Issues I’ve encountered
- Weight: Stamped metal is lightweight, and when paired with a nylon handle, it becomes an ultralight chef knife. I usually prefer heavy knives, but for long prep sessions, it can be nice to mix it up with tools that aren’t so much effort to lug around.
- Flexibility: The blade does have some flex to it, but it’s not intended to be flexed; it’s just because it’s cheap. Do not bend this blade.
- Performance with Hard Vegetables: If the knife is just sharpened before the meal, it will do okay with potatoes, squash, watermelon, and carrots. But by the end of a long session, the edge will have already deteriorated and need to be sharpened again.
- Blade Material: Normally, I would say the material of the stamped steel knife is an issue. And I am still advising in many places in this review that this knife is not durable. But the knife does sharpen okay for what it is, and considering the value and cost, it’s a fairly high-performing knife. That said, it’s pretty much junk compared to even the lowest-cost forged steel knives, which are only roughly $10 more.
- Durability: While this knife is by no means durable, it can be serviced regularly into working condition. Because of that, I would say it’s an issue but not a dealbreaker. There are far worse stamped metal knives.
- Handle Profile: I do not like the shape of this handle. The bolster is not fun or comfortable to choke up for pinch cuts. But I forgive it since it’s so cheap.
- Balance: It’s not good, but the whole knife is so lightweight that it doesn’t really matter anyway.
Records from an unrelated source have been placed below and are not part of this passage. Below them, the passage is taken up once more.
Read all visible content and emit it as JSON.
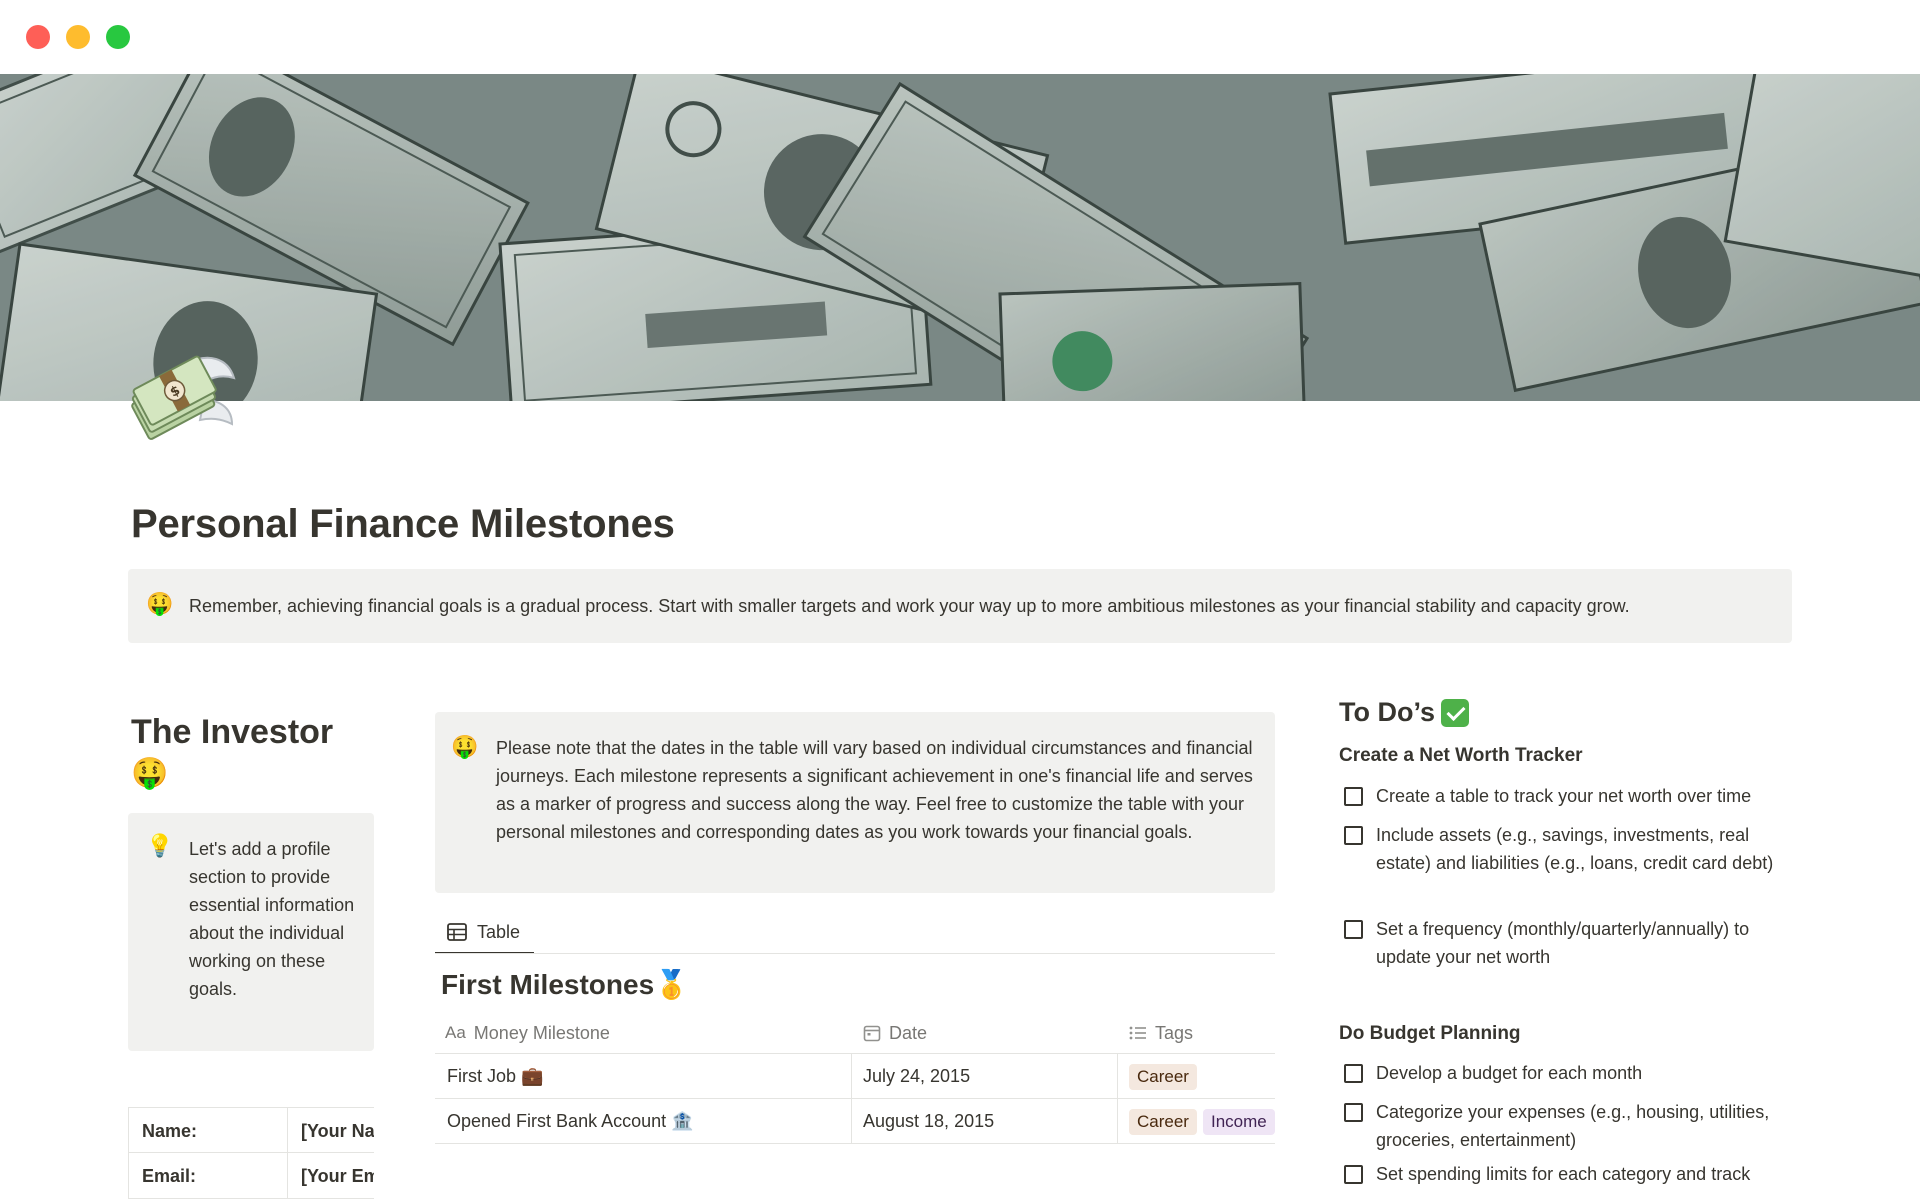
{
  "window": {
    "buttons": [
      "close",
      "minimize",
      "zoom"
    ]
  },
  "page": {
    "title": "Personal Finance Milestones",
    "icon": "money-with-wings-icon"
  },
  "callout_top": {
    "icon": "money-mouth-face-icon",
    "text": "Remember, achieving financial goals is a gradual process. Start with smaller targets and work your way up to more ambitious milestones as your financial stability and capacity grow."
  },
  "investor": {
    "title": "The Investor",
    "emoji": "🤑",
    "callout_icon": "lightbulb-icon",
    "callout_text": "Let's add a profile section to provide essential information about the individual working on these goals.",
    "profile": [
      {
        "label": "Name:",
        "value": "[Your Name]"
      },
      {
        "label": "Email:",
        "value": "[Your Email]"
      }
    ]
  },
  "milestones": {
    "callout_icon": "money-mouth-face-icon",
    "callout_text": "Please note that the dates in the table will vary based on individual circumstances and financial journeys. Each milestone represents a significant achievement in one's financial life and serves as a marker of progress and success along the way. Feel free to customize the table with your personal milestones and corresponding dates as you work towards your financial goals.",
    "view_tab": "Table",
    "db_title": "First Milestones",
    "db_title_emoji": "🥇",
    "columns": [
      {
        "icon": "Aa",
        "label": "Money Milestone"
      },
      {
        "icon": "calendar-icon",
        "label": "Date"
      },
      {
        "icon": "list-icon",
        "label": "Tags"
      }
    ],
    "rows": [
      {
        "name": "First Job 💼",
        "date": "July 24, 2015",
        "tags": [
          "Career"
        ]
      },
      {
        "name": "Opened First Bank Account 🏦",
        "date": "August 18, 2015",
        "tags": [
          "Career",
          "Income"
        ]
      }
    ]
  },
  "todos": {
    "title": "To Do’s",
    "title_icon": "check-mark-button-icon",
    "sections": [
      {
        "title": "Create a Net Worth Tracker",
        "items": [
          "Create a table to track your net worth over time",
          "Include assets (e.g., savings, investments, real estate) and liabilities (e.g., loans, credit card debt)",
          "Set a frequency (monthly/quarterly/annually) to update your net worth"
        ]
      },
      {
        "title": "Do Budget Planning",
        "items": [
          "Develop a budget for each month",
          "Categorize your expenses (e.g., housing, utilities, groceries, entertainment)",
          "Set spending limits for each category and track"
        ]
      }
    ]
  }
}
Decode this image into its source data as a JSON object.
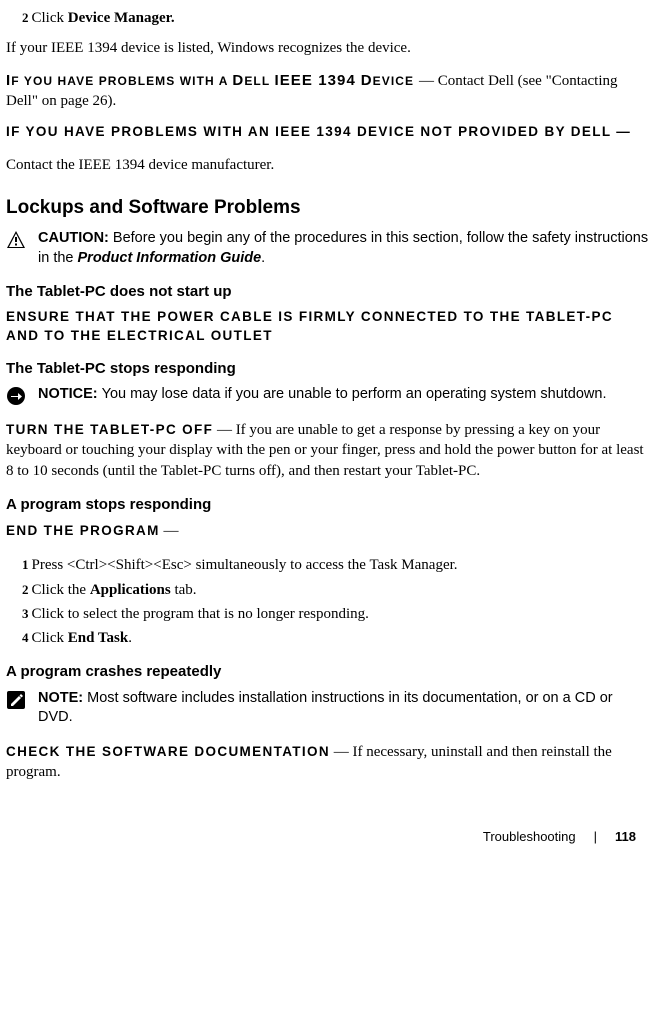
{
  "step2": {
    "num": "2",
    "prefix": "Click ",
    "bold": "Device Manager."
  },
  "line_ieee_listed": "If your IEEE 1394 device is listed, Windows recognizes the device.",
  "scDellDevice": {
    "pre": "I",
    "rest_sm": "F YOU HAVE PROBLEMS WITH A ",
    "mid_big": "D",
    "mid_sm": "ELL ",
    "iee": "IEEE 1394",
    "tail_sm_pre": " ",
    "tail_big": "D",
    "tail_sm": "EVICE",
    "follow": " —  Contact Dell (see \"Contacting Dell\" on page 26)."
  },
  "scNotDell": {
    "text": "IF YOU HAVE PROBLEMS WITH AN IEEE 1394 DEVICE NOT PROVIDED BY DELL —"
  },
  "contactMfr": "Contact the IEEE 1394 device manufacturer.",
  "h2_lockups": "Lockups and Software Problems",
  "caution": {
    "label": "CAUTION: ",
    "body_pre": "Before you begin any of the procedures in this section, follow the safety instructions in the ",
    "body_italic": "Product Information Guide",
    "body_post": "."
  },
  "h3_nostart": "The Tablet-PC does not start up",
  "ensure_line": "ENSURE THAT THE POWER CABLE IS FIRMLY CONNECTED TO THE TABLET-PC AND TO THE ELECTRICAL OUTLET",
  "h3_stops": "The Tablet-PC stops responding",
  "notice": {
    "label": "NOTICE: ",
    "body": "You may lose data if you are unable to perform an operating system shutdown."
  },
  "turnoff": {
    "heading": "TURN THE TABLET-PC OFF",
    "follow": " —  If you are unable to get a response by pressing a key on your keyboard or touching your display with the pen or your finger, press and hold the power button for at least 8 to 10 seconds (until the Tablet-PC turns off), and then restart your Tablet-PC."
  },
  "h3_progstops": "A program stops responding",
  "endprog": {
    "heading": "END THE PROGRAM",
    "dash": " —"
  },
  "steps_end": {
    "s1": {
      "n": "1",
      "t_pre": "Press <Ctrl><Shift><Esc> simultaneously to access the Task Manager."
    },
    "s2": {
      "n": "2",
      "t_pre": "Click the ",
      "bold": "Applications",
      "t_post": " tab."
    },
    "s3": {
      "n": "3",
      "t_pre": "Click to select the program that is no longer responding."
    },
    "s4": {
      "n": "4",
      "t_pre": "Click ",
      "bold": "End Task",
      "t_post": "."
    }
  },
  "h3_crashes": "A program crashes repeatedly",
  "note": {
    "label": "NOTE: ",
    "body": "Most software includes installation instructions in its documentation, or on a CD or DVD."
  },
  "checkdoc": {
    "heading": "CHECK THE SOFTWARE DOCUMENTATION",
    "follow": " —  If necessary, uninstall and then reinstall the program."
  },
  "footer": {
    "section": "Troubleshooting",
    "page": "118"
  }
}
I would say it’s less offensive than some heavier and more expensive knives that I’ve looked at.
- Quality of materials: Disposable. This knife is not going to last long at all. It will never be the same after the first use. If the blade sees a sharpener often, sometimes before each meal, it might remain in service for a couple of steadily declining years. At some point, it seems knives like this just won’t produce a good edge. I’m sure having a professional recraft the edge would help, but why?
- Protein fabrication: This knife can work for rough prep, but I would absolutely hone the blade beforehand and not expect nuanced cuts. I don’t recommend it.
My favorite moment with this knife
This knife is 100% for sharing, not caring about how it returns. I love offering people opportunities that I don’t have to worry about. This knife is like a full-time opportunity to prepare a meal without fear of someone dulling the blade by dragging the edge across the cutting board as they dump chopped onions into the skillet.
Value for the money vs. other options
It’s not a great value, if I’m being honest. I don’t know why anyone would buy one of these when for $10 more, there’s a whole world of forged blades that will last so much longer and be comfortable and fun to use. Save money and buy a knife only once. Instead of getting this knife, try the IKEA 365+ 8in Stainless Steel Chef’s Knife.
Pass on this knife. Ask a neighbor if they have anything in their house that they aren’t using. Then ask someone else if they can loan $10. Tell them when the IKEA knife arrives, they’ll receive an invite for dinner. Enjoy!